Peter Walsh always urges people to have a vision for their lives and the life they want to live. Before they even start decluttering. And to have a vision for each room that is being decluttered. Envision it. Have a purpose in mind. That is helping me as I start heaping up the books and a few movies I never watch any more on dvd. And sometimes I just tell myself that I need the space (and less dust.0
I've had to go another round of allergy shots as much as I would like to quit. Yes, I did make it through two years of allergy shots in both arms for mold, dust, various pollens including trees and grass. Right now, it is the dust and mold allergies that I have to pay the most attention to. So decluttering could help me to reach goals of getting away from shots and maybe even Allegra one day.

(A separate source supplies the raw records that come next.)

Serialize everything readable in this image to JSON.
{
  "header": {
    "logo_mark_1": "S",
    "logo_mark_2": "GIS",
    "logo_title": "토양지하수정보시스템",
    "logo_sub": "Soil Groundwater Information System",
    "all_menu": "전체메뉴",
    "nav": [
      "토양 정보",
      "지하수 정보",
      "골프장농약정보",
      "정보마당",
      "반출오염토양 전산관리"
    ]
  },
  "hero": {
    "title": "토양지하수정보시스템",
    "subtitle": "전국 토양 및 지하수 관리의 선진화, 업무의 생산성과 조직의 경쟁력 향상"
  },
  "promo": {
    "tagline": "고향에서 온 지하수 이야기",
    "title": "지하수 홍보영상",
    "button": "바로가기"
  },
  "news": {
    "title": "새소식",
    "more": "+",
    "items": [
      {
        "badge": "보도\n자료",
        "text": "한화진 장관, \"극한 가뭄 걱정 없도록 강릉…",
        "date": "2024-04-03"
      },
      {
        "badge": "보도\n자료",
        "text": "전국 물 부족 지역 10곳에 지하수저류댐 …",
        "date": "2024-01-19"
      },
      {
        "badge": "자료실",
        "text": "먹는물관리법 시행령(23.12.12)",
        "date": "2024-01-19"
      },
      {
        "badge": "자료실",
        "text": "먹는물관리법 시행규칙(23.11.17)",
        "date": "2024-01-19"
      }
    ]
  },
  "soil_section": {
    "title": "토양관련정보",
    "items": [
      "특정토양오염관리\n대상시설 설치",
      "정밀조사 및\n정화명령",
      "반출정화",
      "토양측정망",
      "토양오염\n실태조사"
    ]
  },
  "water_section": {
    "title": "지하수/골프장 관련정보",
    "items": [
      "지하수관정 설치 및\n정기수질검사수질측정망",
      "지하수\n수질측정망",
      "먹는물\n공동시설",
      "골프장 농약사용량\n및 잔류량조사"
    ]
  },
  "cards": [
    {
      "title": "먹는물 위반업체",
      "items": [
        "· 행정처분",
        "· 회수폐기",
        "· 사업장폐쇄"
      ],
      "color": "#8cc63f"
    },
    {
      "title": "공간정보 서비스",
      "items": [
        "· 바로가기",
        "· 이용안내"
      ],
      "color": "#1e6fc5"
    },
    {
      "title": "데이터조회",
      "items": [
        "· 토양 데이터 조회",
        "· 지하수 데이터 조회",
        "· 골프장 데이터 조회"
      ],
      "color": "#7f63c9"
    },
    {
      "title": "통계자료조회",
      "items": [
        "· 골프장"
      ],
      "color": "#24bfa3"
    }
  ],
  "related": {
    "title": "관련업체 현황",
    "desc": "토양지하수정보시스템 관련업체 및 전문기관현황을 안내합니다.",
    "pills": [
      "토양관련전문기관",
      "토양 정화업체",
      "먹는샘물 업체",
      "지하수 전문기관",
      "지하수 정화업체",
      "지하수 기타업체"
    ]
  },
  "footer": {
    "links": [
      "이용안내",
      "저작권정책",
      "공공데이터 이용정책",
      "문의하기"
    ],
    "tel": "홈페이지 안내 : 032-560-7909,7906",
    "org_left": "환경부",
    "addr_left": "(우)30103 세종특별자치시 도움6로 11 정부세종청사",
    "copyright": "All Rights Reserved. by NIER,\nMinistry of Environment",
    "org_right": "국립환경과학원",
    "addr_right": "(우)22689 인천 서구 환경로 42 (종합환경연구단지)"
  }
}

And a decluttered home is a healthier home, with better air flow, less risk of mold, dust, etc. That is reason enough.
So what have you done today to push yourself past the comfort zone? Have you taken Eleanor Roosevelt's advice and done at least one thing that scares you? (I am not talking about ridiculously foolish risks and neither was she.)
And what is my reward? Because I believe in rewards. I am working on buying some extra yoga blocks so that I can do the downward dog without risking my wrists each time. I only have one, and the class I took yesterday showed me that that, along with a yoga strap for raising up the legs, can actually help. (Iyengar yoga uses these props a lot, too.) And yes, I do have several yoga and pilates dvds collecting dust that can be used, not to mention what I can stream from Netflix.)
I want my life to be streamlined the way it was when I was swimming through the ocean waves on Friday the 13tth. (No shark sightings this time, what a relief! But I did see the most extraordinary group of wild ponies. It just took my breath way it was so beautiful.)